For of course the dark bond you had to pretend to in order to play the game was going to become a real bond over time without his noticing it or assenting to it. Of course it was. There was no other way for this story to unfold but that way, at least if it was enacted by men and women of Pierce Moffett's time and not by, say, bears or angels. What I tell you three times is true.

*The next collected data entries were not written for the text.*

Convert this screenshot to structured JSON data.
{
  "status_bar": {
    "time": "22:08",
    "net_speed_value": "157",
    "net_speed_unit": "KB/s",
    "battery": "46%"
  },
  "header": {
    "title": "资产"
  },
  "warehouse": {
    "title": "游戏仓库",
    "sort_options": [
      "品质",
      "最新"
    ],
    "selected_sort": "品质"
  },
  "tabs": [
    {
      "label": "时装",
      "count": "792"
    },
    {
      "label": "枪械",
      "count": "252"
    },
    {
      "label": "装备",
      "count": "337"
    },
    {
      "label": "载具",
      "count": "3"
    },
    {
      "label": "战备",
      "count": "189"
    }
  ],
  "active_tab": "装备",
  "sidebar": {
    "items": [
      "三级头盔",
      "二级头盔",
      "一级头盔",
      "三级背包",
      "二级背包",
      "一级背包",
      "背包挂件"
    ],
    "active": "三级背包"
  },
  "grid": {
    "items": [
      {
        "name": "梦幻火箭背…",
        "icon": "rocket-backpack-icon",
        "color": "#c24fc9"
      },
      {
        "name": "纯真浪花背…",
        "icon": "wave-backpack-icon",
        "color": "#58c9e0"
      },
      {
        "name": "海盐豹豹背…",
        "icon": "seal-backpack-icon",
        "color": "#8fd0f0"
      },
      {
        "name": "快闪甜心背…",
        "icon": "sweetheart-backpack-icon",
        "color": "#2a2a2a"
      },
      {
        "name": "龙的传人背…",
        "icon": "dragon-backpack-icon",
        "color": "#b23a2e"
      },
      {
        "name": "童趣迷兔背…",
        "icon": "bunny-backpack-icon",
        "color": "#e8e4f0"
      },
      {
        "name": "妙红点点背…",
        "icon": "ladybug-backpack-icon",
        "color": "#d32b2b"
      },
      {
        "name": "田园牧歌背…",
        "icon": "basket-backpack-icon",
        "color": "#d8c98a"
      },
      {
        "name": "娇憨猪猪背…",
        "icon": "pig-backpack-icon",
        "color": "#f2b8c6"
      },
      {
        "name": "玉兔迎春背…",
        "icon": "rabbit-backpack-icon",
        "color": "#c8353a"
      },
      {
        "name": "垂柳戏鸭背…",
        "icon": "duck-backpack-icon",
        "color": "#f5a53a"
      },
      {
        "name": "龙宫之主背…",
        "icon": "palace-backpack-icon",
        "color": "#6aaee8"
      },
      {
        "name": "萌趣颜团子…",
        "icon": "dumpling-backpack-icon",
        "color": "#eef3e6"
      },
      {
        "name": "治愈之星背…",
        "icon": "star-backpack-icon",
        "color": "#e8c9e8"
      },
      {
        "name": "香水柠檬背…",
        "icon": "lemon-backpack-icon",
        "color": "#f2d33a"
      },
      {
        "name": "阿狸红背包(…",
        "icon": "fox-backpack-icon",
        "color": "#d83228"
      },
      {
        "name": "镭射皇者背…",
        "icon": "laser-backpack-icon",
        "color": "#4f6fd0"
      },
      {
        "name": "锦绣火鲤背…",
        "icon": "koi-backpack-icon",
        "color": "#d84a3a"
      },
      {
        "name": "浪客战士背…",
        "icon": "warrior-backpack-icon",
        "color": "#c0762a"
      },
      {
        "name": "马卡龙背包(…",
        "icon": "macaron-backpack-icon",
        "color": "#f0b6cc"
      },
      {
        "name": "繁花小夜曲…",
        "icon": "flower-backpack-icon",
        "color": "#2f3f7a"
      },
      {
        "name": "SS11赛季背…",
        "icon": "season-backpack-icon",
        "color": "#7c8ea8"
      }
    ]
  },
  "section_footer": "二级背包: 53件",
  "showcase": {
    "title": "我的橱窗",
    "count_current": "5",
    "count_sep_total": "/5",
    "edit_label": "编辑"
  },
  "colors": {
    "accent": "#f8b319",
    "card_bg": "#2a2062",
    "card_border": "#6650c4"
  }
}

There was no excuse for not knowing it, and he did know it, he did: that there would come a time when he would try to remove the mask, wipe off the whiteface, and she would not believe the face beneath, or hear his confession, that he had never done any of those things with anyone else ever.

The blackhaired nymph Nimue apprenticed herself to Merlin, and when she had learned his secrets she turned them on him, maybe by mistake, not really knowing what she did; and shut him fast in an oak tree, from which he could not escape. Or—in one telling of the tale—in a cage of glass, where he could not even tell that he was caught. And he remains there to this day.